In this notebook, we are trying to make a model that can predict the used cars sale price depending on several factors. 

## Import the libraries
Importing the Data Science and Machine Learning libraries

* Pandas as pd
* Numpy as np
* Matplotlib as plt
* Scikit-learn

In [1]:
# Import libraries
import pandas as pd 
import numpy as np
import matplotlib.pyplot as plt

# We will leave the scikit library as we will only import functions of the library when we need to

## Importing the data

Since the dataset is a csv file, we will need to use `pd.read_csv()` method to read the files. <br>
And since the file is accessible from github, we can directly pass the raw url of the github file.

In [2]:
# Read the csv file from github
df = pd.read_csv("https://raw.githubusercontent.com/Sayed-Husain/Introduction-to-Machine-Learning-Workshop/main/Data/Car%20Sales.csv")

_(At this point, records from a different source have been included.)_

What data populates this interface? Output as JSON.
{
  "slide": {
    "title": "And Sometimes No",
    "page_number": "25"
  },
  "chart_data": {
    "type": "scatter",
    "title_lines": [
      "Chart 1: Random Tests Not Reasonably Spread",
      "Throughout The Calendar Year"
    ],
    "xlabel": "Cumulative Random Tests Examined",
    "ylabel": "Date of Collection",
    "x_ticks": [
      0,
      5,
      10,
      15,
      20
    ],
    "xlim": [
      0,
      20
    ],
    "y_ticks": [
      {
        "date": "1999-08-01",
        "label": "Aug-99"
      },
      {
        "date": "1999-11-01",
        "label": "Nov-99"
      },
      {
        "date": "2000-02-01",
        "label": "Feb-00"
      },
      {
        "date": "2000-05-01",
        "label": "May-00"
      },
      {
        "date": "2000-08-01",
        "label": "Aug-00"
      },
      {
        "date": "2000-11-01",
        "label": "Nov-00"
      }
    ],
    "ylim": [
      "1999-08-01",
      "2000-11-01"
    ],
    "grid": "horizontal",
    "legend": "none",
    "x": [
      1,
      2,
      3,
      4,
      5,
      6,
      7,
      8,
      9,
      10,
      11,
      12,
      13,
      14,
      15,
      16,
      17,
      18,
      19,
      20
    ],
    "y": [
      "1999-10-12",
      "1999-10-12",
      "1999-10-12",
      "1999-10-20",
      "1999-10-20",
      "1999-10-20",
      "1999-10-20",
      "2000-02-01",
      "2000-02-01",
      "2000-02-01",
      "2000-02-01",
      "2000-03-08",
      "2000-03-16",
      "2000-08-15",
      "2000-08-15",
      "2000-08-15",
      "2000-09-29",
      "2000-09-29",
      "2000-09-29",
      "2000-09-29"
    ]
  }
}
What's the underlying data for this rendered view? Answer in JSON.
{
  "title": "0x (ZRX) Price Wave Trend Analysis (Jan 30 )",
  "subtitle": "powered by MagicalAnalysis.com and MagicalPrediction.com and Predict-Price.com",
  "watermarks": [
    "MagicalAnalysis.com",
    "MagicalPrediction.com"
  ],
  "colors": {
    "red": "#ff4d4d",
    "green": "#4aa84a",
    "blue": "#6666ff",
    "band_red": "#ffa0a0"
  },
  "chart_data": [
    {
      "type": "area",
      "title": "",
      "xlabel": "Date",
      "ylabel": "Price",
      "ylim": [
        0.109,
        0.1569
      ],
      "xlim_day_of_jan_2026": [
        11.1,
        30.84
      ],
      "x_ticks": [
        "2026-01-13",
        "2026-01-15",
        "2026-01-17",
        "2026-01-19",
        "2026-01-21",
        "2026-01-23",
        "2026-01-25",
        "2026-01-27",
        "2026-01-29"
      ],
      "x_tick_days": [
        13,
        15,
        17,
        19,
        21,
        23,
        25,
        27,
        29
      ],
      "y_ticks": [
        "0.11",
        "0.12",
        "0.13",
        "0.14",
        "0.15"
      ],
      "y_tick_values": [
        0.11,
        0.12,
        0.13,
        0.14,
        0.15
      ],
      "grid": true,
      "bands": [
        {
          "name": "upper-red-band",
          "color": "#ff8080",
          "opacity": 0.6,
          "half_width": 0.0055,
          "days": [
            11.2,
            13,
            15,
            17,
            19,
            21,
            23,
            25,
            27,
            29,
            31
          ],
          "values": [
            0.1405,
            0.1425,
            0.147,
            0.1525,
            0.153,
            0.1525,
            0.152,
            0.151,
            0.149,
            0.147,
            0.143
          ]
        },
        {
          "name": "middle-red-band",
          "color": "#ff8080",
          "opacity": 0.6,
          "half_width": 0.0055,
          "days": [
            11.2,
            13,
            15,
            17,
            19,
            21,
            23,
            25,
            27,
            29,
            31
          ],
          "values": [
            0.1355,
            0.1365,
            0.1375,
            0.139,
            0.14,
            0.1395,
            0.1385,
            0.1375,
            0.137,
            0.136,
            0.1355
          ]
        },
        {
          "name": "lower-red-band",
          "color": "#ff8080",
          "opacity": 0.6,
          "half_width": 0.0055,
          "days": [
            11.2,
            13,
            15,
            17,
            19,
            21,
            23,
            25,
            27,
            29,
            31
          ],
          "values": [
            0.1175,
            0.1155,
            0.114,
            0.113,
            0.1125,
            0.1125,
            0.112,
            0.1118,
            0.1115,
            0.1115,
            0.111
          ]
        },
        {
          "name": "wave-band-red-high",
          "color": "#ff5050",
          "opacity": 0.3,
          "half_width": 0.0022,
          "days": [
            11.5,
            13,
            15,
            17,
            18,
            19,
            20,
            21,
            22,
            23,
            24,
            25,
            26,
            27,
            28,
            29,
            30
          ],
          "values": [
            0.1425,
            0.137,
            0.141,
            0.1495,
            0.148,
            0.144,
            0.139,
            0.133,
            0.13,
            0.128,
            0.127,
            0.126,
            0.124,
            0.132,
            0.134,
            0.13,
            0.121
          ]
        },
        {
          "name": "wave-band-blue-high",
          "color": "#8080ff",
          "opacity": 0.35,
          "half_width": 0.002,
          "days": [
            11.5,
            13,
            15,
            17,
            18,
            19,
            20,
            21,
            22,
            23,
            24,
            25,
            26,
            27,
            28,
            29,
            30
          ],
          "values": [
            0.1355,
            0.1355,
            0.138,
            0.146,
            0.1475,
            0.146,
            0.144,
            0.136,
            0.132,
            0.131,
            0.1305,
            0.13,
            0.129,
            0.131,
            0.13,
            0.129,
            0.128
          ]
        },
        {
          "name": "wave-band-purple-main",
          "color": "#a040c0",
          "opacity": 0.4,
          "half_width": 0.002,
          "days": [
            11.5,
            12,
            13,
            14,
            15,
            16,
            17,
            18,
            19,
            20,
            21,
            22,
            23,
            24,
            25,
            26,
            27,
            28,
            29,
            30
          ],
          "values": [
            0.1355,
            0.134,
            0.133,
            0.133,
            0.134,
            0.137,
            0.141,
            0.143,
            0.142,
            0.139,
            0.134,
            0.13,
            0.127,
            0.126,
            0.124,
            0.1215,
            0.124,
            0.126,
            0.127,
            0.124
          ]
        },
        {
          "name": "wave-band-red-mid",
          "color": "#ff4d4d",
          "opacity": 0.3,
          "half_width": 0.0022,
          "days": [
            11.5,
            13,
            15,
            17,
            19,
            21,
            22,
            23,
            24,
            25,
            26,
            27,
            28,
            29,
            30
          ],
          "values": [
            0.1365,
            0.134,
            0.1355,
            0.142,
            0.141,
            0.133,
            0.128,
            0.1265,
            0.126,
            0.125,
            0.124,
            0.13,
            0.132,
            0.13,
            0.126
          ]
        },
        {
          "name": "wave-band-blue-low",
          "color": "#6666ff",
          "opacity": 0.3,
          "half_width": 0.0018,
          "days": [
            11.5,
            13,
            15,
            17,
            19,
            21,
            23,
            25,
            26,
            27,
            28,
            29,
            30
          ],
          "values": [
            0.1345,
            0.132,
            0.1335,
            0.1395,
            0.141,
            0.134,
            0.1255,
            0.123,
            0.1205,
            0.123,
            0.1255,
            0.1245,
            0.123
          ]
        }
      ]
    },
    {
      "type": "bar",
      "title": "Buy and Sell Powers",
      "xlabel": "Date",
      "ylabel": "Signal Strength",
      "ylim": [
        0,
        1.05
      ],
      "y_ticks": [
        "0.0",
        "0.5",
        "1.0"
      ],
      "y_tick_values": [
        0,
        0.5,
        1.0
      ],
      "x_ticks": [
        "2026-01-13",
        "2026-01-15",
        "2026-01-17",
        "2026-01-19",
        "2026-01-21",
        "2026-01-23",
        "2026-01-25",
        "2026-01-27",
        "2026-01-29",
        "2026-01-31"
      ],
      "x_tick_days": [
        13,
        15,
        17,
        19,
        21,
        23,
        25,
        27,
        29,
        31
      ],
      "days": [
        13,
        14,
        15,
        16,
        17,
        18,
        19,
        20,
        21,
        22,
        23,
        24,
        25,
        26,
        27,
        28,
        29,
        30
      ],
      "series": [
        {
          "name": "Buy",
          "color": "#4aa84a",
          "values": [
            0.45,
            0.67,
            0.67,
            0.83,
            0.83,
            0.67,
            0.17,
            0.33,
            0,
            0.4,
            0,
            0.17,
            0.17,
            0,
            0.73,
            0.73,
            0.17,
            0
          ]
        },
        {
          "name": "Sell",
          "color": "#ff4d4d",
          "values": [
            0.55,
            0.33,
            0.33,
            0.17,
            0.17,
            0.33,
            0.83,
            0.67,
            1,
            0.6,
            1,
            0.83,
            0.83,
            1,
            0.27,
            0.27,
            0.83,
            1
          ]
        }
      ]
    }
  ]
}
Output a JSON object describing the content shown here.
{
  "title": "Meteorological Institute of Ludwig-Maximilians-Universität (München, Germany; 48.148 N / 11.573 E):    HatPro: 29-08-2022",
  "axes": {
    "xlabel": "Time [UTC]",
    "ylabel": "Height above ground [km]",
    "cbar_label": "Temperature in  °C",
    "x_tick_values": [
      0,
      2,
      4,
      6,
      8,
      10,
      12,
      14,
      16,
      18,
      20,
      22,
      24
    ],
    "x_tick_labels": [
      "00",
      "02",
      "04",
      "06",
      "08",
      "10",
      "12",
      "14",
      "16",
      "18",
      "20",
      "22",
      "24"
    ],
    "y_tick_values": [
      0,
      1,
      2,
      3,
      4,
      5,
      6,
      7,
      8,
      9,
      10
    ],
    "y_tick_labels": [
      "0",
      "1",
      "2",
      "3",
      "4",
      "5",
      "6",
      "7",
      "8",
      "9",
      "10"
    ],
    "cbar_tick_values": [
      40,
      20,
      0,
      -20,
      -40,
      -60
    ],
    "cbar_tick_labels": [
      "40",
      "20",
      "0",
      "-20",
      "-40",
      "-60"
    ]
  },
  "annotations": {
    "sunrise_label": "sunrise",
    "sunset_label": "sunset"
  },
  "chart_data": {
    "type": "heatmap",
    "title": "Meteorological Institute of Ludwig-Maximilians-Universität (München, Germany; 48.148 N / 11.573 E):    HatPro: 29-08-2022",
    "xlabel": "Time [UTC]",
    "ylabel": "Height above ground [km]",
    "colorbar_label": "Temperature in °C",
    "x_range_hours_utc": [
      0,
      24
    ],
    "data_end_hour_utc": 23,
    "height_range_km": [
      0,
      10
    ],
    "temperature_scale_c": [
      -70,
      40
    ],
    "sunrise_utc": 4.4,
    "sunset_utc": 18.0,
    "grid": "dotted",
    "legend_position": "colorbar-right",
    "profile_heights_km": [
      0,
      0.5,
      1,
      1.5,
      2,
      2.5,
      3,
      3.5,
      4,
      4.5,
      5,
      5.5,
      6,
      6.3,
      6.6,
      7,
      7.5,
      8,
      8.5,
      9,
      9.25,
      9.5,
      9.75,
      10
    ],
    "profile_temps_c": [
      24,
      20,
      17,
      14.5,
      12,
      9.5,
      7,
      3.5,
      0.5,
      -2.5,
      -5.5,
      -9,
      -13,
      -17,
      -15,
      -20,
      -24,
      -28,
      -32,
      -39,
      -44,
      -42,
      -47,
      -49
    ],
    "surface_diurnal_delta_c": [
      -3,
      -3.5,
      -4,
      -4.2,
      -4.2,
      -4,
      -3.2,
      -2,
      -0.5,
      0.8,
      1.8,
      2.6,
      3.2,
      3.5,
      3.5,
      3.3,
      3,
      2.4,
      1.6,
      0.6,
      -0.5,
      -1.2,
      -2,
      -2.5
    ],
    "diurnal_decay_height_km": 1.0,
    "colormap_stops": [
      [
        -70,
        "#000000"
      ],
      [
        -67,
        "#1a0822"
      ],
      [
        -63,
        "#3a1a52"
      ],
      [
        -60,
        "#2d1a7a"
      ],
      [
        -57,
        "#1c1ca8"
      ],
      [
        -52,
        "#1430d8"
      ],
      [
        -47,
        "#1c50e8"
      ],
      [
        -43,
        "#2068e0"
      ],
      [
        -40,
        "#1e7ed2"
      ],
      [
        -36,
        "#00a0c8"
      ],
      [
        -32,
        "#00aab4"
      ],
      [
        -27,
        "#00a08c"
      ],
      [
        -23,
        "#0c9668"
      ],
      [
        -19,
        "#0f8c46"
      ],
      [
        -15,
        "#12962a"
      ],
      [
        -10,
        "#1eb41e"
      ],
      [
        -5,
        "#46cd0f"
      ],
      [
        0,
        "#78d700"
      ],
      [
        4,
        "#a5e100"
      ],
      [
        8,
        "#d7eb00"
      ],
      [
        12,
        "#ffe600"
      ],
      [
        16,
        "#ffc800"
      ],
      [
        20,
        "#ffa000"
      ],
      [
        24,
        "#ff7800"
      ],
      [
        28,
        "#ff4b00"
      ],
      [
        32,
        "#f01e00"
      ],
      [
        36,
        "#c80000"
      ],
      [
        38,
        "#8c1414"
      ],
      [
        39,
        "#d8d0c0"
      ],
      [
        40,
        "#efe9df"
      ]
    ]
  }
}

# To confirm that the file was read lets view the first 5 rows
df.head()

Unnamed: 0,Odometer (KM),Doors,Price,Make_BMW,Make_Honda,Make_Nissan,Make_Toyota,Colour_Black,Colour_Blue,Colour_Green,Colour_Red,Colour_White
0,35431,4,15323,0,1,0,0,0,0,0,0,1
1,192714,5,19943,1,0,0,0,0,1,0,0,0
2,84714,4,28343,0,1,0,0,0,0,0,0,1
3,154365,4,13434,0,0,0,1,0,0,0,0,1
4,181577,3,14043,0,0,1,0,0,1,0,0,0


In [3]:
# Check the size of the dataset
len(df)

1000

## Prepare our data

**Steps to make:**
1. Create X, y variables
2. Create training and testing datasets


### What are the X and y variables in this dataset
As we are trying to predict the Price of the car depending on its features, the y varible is going to be the `Price` column, and the X variable is going to be entire dataset excluding the `Price` column.

In [4]:
# Create the X and y variable
y = df["Price"]
X = df.drop("Price", axis=1) # Axis refers to the axis that is going to be dropped. 0 refers to rows, 1 refers to columns

In [5]:
# To confirm that the y is what we expect
y.head()

0    15323
1    19943
2    28343
3    13434
4    14043
Name: Price, dtype: int64

In [6]:
# To confirm that the X is what we expect
X.head()

Unnamed: 0,Odometer (KM),Doors,Make_BMW,Make_Honda,Make_Nissan,Make_Toyota,Colour_Black,Colour_Blue,Colour_Green,Colour_Red,Colour_White
0,35431,4,0,1,0,0,0,0,0,0,1
1,192714,5,1,0,0,0,0,1,0,0,0
2,84714,4,0,1,0,0,0,0,0,0,1
3,154365,4,0,0,0,1,0,0,0,0,1
4,181577,3,0,0,1,0,0,1,0,0,0


In [7]:
# Import the train_test_split function from sklearn library
from sklearn.model_selection import train_test_split

# Create the training the testing datasets
X_train, X_test, y_train, y_test = train_test_split(X, y, test_size=0.2)

In [8]:
# Let's check the length of the training and testing datasets
len(X_train), len(y_train), len(X_test), len(y_test)

(800, 800, 200, 200)

## Make the model

As our problem is a regression problem, we are going to use the `RandomForestRegressor()` model.

In [9]:
# Import the model from the sklearn library 
from sklearn.ensemble import RandomForestRegressor

# Assign the model to a variable
model = RandomForestRegressor()

# Train the model on the training dataset
model.fit(X_train, y_train)

# Let's check the score of the model
model.score(X_test, y_test)

0.22528981074940613

In [10]:
# Make predictions on unseed data
predictions = model.predict(X_test)

# from sklearn library, import mean_absolute_error
from sklearn.metrics import mean_absolute_error

# Check the mean_absoloute_error of the predictions of the model
mean_absolute_error(y_test, predictions)

6548.59635

## The model is performing poorly, why!?

The model performance is terrible, but why is that?
Well, it could be because of many reasons, including but not limited to:
* **The dataset is poor** - as the dataset only contains the Make, Colour, number of doors, and the Odometer of the car. And definetly a used car price has many more dependencies than those.
* **Overfitting** - The data might be learning too well on the training dataset, resulting in poor generalization of the predictions.